Voice Post Radio

Radio FRNK has finally gone live: a streaming radio station of recent LiveJournal voice posts. This is great. But what it really needs is filters: pitch shifting, slow motion, a vocoder...

See also.

Tags:
Current Music: Radio FRNK

13 Responses:

  1. fantasygoat says:

    More like the "Um, er, Uh" Channel.

  2. ydna says:

    It also needs "hold" music when it runs out of voice posts.

  3. mark242 says:

    For misanthropists, this is the greatest single thing in the world. Gets your rage going posthaste.

  4. kfringe says:

    And thus we discover that people who call tech support are like that all the time.

  5. spoonyfork says:

    zefrank > Radio FRNK?

  6. g_na says:

    I'm afraid to listen to it.

    Hrm, what about combining LJ radio and telemarketer hold "music"?

  7. mc_kingfish says:

    Not to change the subject or anything, but are we the only two people in The City who didn't go to Burning Dirt?

  8. insomnia says:

    This is great?!

    Scanning old analog calls was great. Why? Because, you could listen in on private conversations... and when they sucked, you could just tune away.

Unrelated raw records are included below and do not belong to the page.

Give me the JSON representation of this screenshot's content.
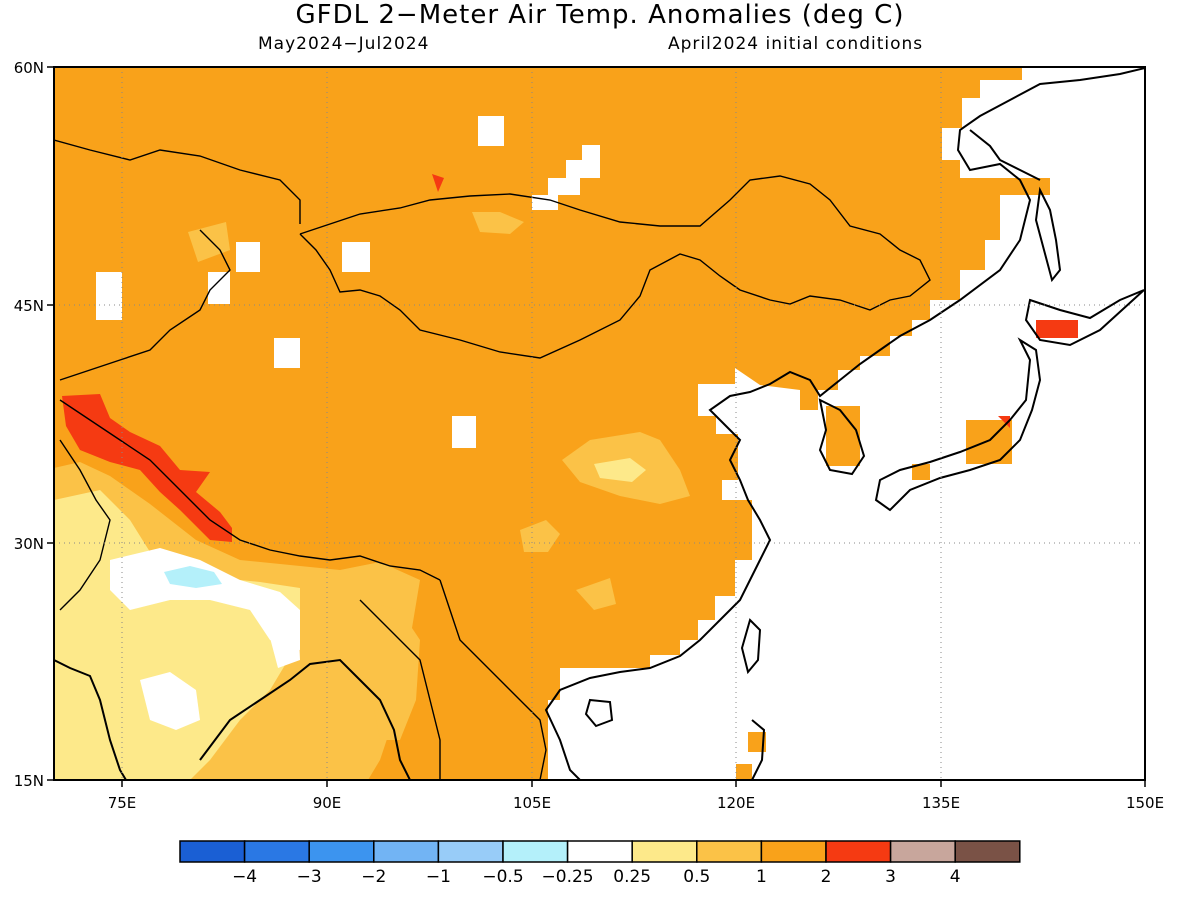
{
  "header": {
    "title": "GFDL 2−Meter Air Temp. Anomalies (deg C)",
    "period": "May2024−Jul2024",
    "init": "April2024 initial conditions"
  },
  "map": {
    "lon_range": [
      70,
      150
    ],
    "lat_range": [
      15,
      60
    ],
    "lon_ticks": [
      "75E",
      "90E",
      "105E",
      "120E",
      "135E",
      "150E"
    ],
    "lat_ticks": [
      "60N",
      "45N",
      "30N",
      "15N"
    ],
    "lon_tick_values": [
      75,
      90,
      105,
      120,
      135,
      150
    ],
    "lat_tick_values": [
      60,
      45,
      30,
      15
    ],
    "grid_lines": true
  },
  "colorbar": {
    "colors": [
      "#1a5fd4",
      "#2a78e4",
      "#3c94ef",
      "#72b4f4",
      "#98ccf8",
      "#b4f0fa",
      "#ffffff",
      "#fde98a",
      "#fbc247",
      "#f9a21a",
      "#f53a12",
      "#c8a69c",
      "#7a5246"
    ],
    "labels": [
      "−4",
      "−3",
      "−2",
      "−1",
      "−0.5",
      "−0.25",
      "0.25",
      "0.5",
      "1",
      "2",
      "3",
      "4"
    ]
  },
  "colors": {
    "anomaly_1_2": "#f9a21a",
    "anomaly_0_5_1": "#fbc247",
    "anomaly_0_25_0_5": "#fde98a",
    "anomaly_2_3": "#f53a12",
    "anomaly_neg": "#b4f0fa"
  }
}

    This, however, is almost as bad as listening to what people say when they're told by a friend that they're being recorded on video and they should say something. It's boring. It's stilted. It's far less interesting than the robotic voice hack you did, because at least that was uniformly listenable, in part because the computer voice was more intelligible than these people's crappy phone recordings, but also because having to write their posts required people to sit down and actually think for a microsecond before they wrote it down and your hack transfered it into speech.

    Maybe it took a concentrated exposure to phoneposts in order to realize it, but in retrospect it appears that phoneposts have empowered thousands of LiveJournal's users to suck. Verily.

  9. gths says:

    Hmm...

    I seem to be listening to some bird talking about scanning a book as she does so for 20 minutes. This is strangely compelling.